C. Baudouin 'Serpent'

Paris, France
C. Baudouin

Wood, leather, brass
ca. 1815
Length: 92 in, Bell diameter: 4.5 in
Wind Instruments – Brasswinds – Serpents

Stamped two places inside the bell:  BAUDOUIN

This keyless snake-like horn was referred to as a French “Church” style Serpent and is pitched in ‘C.’  The tube is made of wood bound with leather, six tone holes, and a brass crook with its original wooden mouthpiece. The serpent was used to support and accompany the low male voice in plainsong chants beginning in the late sixteenth century in France, and later in the English church bands during the eighteenth and nineteenth centuries.  During the mid-eighteenth century it became a popular instrument in the English and German military bands.  It was also used in the orchestra as a bass voice by such composers as Handel, Haydn, Berlioz, and Mendelsohn.
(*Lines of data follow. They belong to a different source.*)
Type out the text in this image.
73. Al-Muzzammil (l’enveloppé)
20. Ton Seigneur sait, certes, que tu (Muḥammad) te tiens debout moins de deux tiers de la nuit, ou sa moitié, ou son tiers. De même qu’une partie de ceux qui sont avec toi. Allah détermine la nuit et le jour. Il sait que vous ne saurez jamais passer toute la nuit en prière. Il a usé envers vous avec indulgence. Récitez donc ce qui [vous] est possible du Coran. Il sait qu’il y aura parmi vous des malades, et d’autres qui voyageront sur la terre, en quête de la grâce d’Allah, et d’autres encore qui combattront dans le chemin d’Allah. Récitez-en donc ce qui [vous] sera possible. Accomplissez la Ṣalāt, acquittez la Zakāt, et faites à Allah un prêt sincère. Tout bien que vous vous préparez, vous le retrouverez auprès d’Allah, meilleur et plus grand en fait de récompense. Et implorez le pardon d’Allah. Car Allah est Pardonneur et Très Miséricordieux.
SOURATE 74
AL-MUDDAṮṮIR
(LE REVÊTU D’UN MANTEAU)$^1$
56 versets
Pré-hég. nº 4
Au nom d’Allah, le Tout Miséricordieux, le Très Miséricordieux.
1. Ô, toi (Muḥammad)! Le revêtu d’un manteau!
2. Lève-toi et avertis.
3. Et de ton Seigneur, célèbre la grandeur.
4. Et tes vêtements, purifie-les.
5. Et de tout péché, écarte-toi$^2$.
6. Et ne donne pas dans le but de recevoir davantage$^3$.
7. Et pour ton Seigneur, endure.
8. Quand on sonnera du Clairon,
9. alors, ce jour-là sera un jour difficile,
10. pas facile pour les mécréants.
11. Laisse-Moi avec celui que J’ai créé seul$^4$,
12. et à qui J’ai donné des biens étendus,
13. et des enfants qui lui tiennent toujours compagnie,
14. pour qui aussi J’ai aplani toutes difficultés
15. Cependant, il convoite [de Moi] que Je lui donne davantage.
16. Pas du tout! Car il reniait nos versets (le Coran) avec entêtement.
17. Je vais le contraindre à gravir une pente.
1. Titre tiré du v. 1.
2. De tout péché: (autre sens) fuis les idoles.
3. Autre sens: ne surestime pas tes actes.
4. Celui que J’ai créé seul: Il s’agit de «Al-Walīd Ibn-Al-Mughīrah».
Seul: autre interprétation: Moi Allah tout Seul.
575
According to “The New Langwill Index” The Baudouin serpent served as Charles Sax’s (Adolph’s father, a famous ophicleide maker) first model.

Resource:  C. Baudouin | Serpent | French | The Metropolitan Museum of Art (metmuseum.org);  “The New Langwill Index: A Dictionary of Musical Wind-Instrument Makers and Inventors”, 1993. William Waterhouse.  Publisher: Tony  Bingham, London, pg. 21.